One reason for the confusions “western culture” spawns comes from confusions about the west. We have used the expression “the west” to do very different jobs. […] Often, in recent years, “the west” means the north Atlantic: Europe and her former colonies in North America. The opposite here is a non-western world in Africa, Asia and Latin America – now dubbed “the global south” – though many people in Latin America will claim a western inheritance, too. […] “western” here can look simply like a euphemism for white.
Herodotus only uses the word “European” as an adjective, never as a noun. For a millennium after his day, no one else spoke of Europeans as a people, either.
In a Latin chronicle, written in 754 in Spain, the author refers to the victors of the Battle of Tours as Europenses, Europeans. So, simply put, the very idea of a “European” was first used to contrast Christians and Muslims.
The idea that the best of the culture of Greece was passed by way of Rome into western Europe gradually became, in the middle ages, a commonplace. In fact this process had a name. It was called the “translatio studii”: the transfer of learning.
But they all face a historical difficulty; if, that is, you want to make the golden nugget the core of a civilisation opposed to Islam. Because the classical inheritance it identifies was shared with Muslim learning. […] Much of our modern understanding of classical philosophy among the ancient Greeks we have only because those texts were recovered by European scholars in the Renaissance from the Arabs. […] So the classical traditions that are meant to distinguish western civilisation from the inheritors of the caliphates are actually a point of kinship with them.
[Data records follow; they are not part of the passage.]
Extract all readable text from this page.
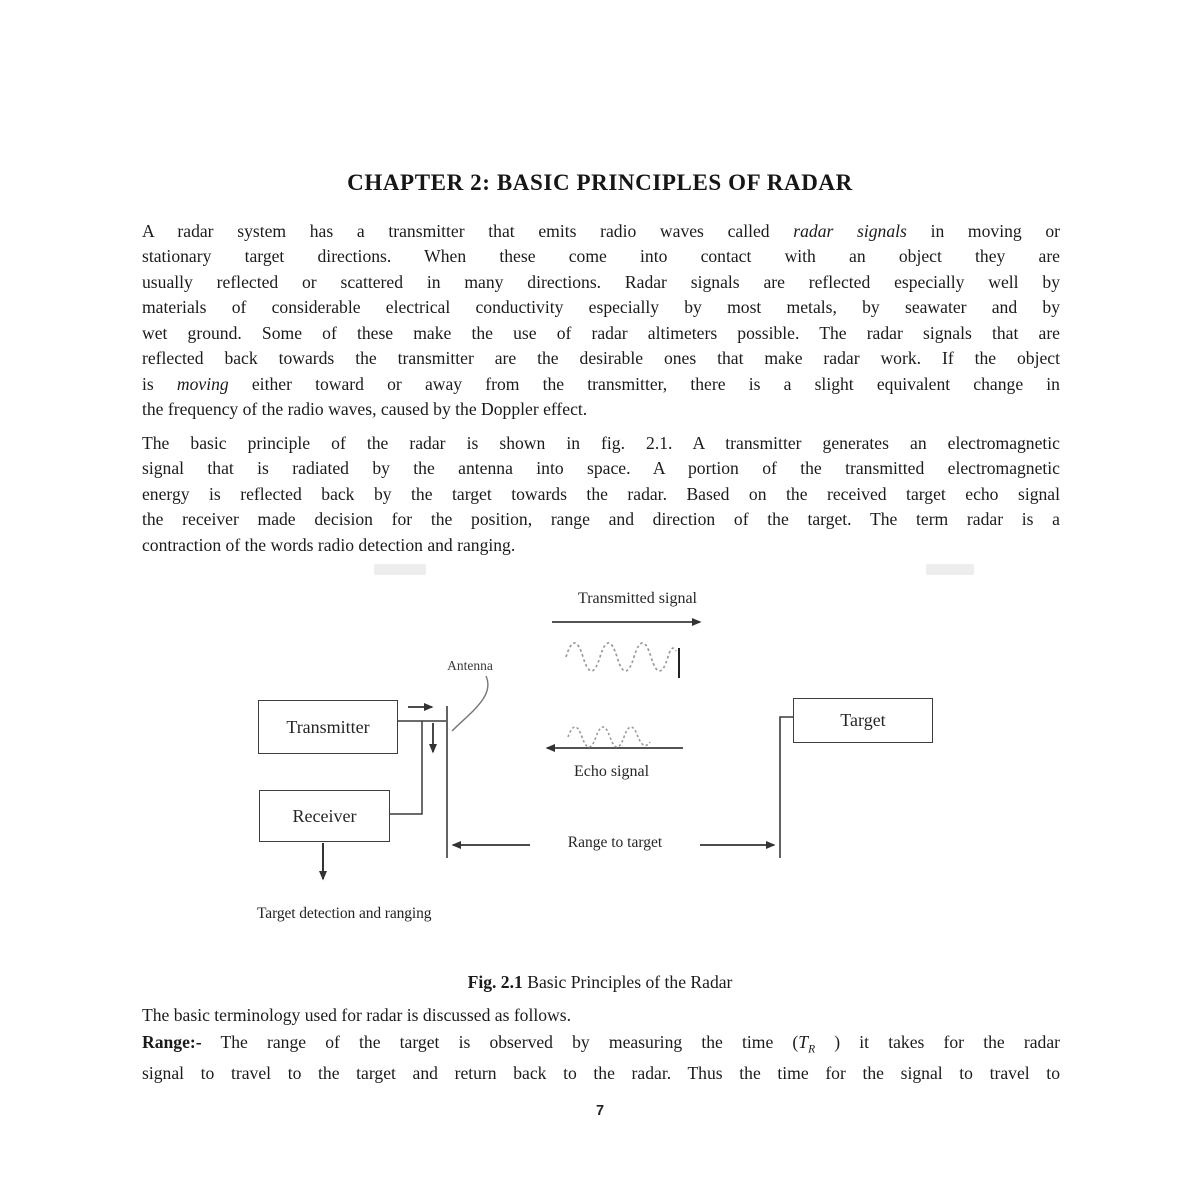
CHAPTER 2: BASIC PRINCIPLES OF RADAR
A radar system has a transmitter that emits radio waves called radar signals in moving or
stationary target directions. When these come into contact with an object they are
usually reflected or scattered in many directions. Radar signals are reflected especially well by
materials of considerable electrical conductivity especially by most metals, by seawater and by
wet ground. Some of these make the use of radar altimeters possible. The radar signals that are
reflected back towards the transmitter are the desirable ones that make radar work. If the object
is moving either toward or away from the transmitter, there is a slight equivalent change in
the frequency of the radio waves, caused by the Doppler effect.
The basic principle of the radar is shown in fig. 2.1. A transmitter generates an electromagnetic
signal that is radiated by the antenna into space. A portion of the transmitted electromagnetic
energy is reflected back by the target towards the radar. Based on the received target echo signal
the receiver made decision for the position, range and direction of the target. The term radar is a
contraction of the words radio detection and ranging.
Transmitted signal
Antenna
Transmitter	Target
Echo signal
Receiver
Range to target
Target detection and ranging
Fig. 2.1 Basic Principles of the Radar
The basic terminology used for radar is discussed as follows.
Range:- The range of the target is observed by measuring the time ($T_R$ ) it takes for the radar
signal to travel to the target and return back to the radar. Thus the time for the signal to travel to
7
Whether you are discussing religion, nationality, race or culture, people have supposed that an identity that survives through time and space must be propelled by some potent common essence. But that is simply a mistake.
It will help to recognise that the term “western culture” is surprisingly modern – more recent certainly than the phonograph. Tylor never spoke of it.
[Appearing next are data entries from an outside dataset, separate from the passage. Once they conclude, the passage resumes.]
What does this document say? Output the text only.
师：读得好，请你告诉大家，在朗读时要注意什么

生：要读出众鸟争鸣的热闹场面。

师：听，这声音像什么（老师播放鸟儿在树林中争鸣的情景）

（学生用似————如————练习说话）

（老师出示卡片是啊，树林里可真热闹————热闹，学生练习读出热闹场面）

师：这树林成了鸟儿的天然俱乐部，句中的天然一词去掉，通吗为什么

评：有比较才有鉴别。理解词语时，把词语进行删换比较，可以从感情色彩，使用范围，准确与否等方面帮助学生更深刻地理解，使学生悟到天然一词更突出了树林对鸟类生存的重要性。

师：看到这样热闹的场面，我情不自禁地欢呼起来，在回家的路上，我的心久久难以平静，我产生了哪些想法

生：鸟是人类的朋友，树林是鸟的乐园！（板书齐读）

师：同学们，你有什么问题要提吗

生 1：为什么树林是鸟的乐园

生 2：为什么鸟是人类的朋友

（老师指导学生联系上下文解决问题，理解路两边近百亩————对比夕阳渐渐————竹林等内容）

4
[T]he very idea of the “west,” to name a heritage and object of study, doesn’t really emerge until the 1890s, during a heated era of imperialism, and gains broader currency only in the 20th century.
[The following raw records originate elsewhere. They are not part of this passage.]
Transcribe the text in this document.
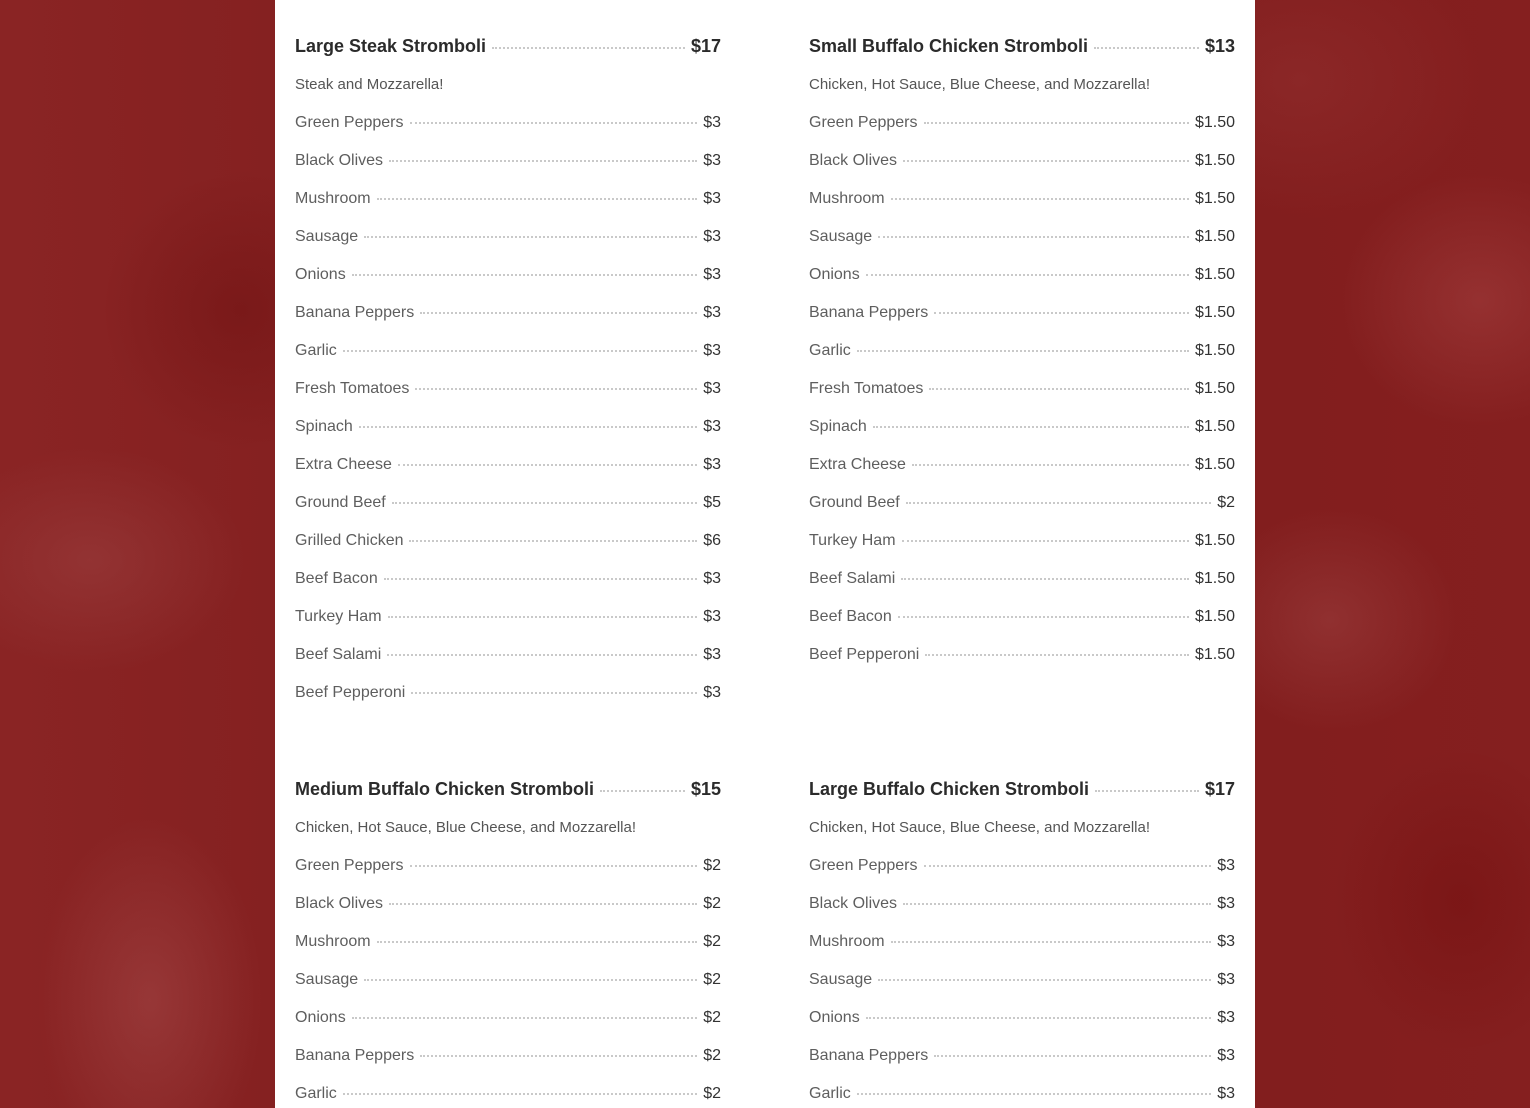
Large Steak Stromboli	$17
Steak and Mozzarella!
Green Peppers	$3
Black Olives	$3
Mushroom	$3
Sausage	$3
Onions	$3
Banana Peppers	$3
Garlic	$3
Fresh Tomatoes	$3
Spinach	$3
Extra Cheese	$3
Ground Beef	$5
Grilled Chicken	$6
Beef Bacon	$3
Turkey Ham	$3
Beef Salami	$3
Beef Pepperoni	$3
Small Buffalo Chicken Stromboli	$13
Chicken, Hot Sauce, Blue Cheese, and Mozzarella!
Green Peppers	$1.50
Black Olives	$1.50
Mushroom	$1.50
Sausage	$1.50
Onions	$1.50
Banana Peppers	$1.50
Garlic	$1.50
Fresh Tomatoes	$1.50
Spinach	$1.50
Extra Cheese	$1.50
Ground Beef	$2
Turkey Ham	$1.50
Beef Salami	$1.50
Beef Bacon	$1.50
Beef Pepperoni	$1.50
Medium Buffalo Chicken Stromboli	$15
Chicken, Hot Sauce, Blue Cheese, and Mozzarella!
Green Peppers	$2
Black Olives	$2
Mushroom	$2
Sausage	$2
Onions	$2
Banana Peppers	$2
Garlic	$2
Large Buffalo Chicken Stromboli	$17
Chicken, Hot Sauce, Blue Cheese, and Mozzarella!
Green Peppers	$3
Black Olives	$3
Mushroom	$3
Sausage	$3
Onions	$3
Banana Peppers	$3
Garlic	$3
How have we managed to tell ourselves that we are rightful inheritors of Plato, Aquinas, and Kant, when the stuff of our existence is more Beyoncé and Burger King? Well, by fusing the Tylorian picture and the Arnoldian one, the realm of the everyday and the realm of the ideal.
No Muslim essence stops the inhabitants of Dar al-Islam from taking up anything from western civilisation, including Christianity or democracy. No western essence is there to stop a New Yorker of any ancestry taking up Islam.
The cosmopolitan impulse that draws on our common humanity is no longer a luxury; it has become a necessity. […] I don’t think I can improve on the formulation of the dramatist Terence: a former slave from Roman Africa, a Latin interpreter of Greek comedies, a writer from classical Europe who called himself Terence the African. He once wrote, “Homo sum, humani nihil a me alienum puto.” “I am human, I think nothing human alien to me.”